Screening of IEM diseases using untargeted metabolomics gives a broad overview on aberrant pathways. A large screen of multiple metabolic pathways provides more diagnostic confidence, (Figure 5). For example, Li et al. published about false diagnosis reports of arginase deficiency by an increased level of amino acid arginine obtained by targeted metabolite screening, which led to inappropriate treatment for more than four years [213]. In contrast, untargeted metabolomics study of arginase deficiency revealed alterations of more than 30 metabolic pathways linked by guanidino compounds [176], giving a higher likelihood of correct diagnostic reports.

Figure 5

Improvement of IEM diagnosis tests using untargeted metabolomics.

15. Conclusions

Targeted metabolomics in screening and diagnosis of IEMs give a narrow view of the diseases assayed.
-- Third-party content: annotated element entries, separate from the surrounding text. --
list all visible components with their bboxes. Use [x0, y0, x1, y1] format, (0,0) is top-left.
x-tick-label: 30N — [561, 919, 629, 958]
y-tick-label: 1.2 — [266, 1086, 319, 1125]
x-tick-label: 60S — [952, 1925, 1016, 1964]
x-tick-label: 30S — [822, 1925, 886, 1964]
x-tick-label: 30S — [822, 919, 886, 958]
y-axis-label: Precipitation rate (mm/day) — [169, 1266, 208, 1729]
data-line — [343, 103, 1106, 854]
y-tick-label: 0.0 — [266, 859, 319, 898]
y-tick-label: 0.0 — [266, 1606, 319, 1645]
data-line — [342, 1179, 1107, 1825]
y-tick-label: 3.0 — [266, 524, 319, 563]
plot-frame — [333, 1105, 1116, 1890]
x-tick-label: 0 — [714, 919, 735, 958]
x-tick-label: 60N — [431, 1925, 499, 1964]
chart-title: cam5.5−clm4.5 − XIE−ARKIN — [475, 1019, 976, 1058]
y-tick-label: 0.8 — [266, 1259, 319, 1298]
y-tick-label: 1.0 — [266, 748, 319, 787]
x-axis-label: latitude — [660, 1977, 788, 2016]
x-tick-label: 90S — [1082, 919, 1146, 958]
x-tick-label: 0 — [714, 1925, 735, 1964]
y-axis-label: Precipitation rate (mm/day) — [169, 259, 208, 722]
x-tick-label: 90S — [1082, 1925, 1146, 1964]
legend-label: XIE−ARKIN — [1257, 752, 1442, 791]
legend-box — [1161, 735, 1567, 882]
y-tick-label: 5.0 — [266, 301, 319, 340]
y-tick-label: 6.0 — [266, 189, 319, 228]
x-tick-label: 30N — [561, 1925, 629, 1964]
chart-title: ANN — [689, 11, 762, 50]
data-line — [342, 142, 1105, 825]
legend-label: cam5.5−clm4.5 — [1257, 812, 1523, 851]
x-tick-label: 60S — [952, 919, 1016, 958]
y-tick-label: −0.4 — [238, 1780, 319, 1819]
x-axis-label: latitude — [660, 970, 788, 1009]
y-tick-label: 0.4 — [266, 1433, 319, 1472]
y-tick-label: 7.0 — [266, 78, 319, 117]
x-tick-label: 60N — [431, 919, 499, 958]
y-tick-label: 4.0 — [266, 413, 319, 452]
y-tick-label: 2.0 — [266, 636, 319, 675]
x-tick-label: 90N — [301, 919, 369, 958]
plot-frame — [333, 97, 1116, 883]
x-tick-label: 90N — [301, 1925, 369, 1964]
We need to consider untargeted metabolomics as a new tool to improve the scope of IEM disease categories associated with pathophysiology, early symptoms, therapy options and follow-up strategies (Figure 6). Untargeted metabolomics will still need to remove some barriers (such as in standardization, quantification, and compound identification) to become more useful for clinicians, IEM researchers as well as the metabolomics community. To improve standardization of IEM metabotyping, three steps are needed: (1) gathering distributed data of IEM diseases to a worldwide accessible database, (2) providing open access reference databases to interpret analytical findings from different instrumentations and matrices, and (3) generalizing screening programs across countries by introducing affordable untargeted metabolomics. These actions will provide a better mechanistic understanding, disease prevention, management, and disease outcome of IEMs.

Figure 6

Workflow for diagnosis of IEMs comparing targeted versus untargeted metabolomics.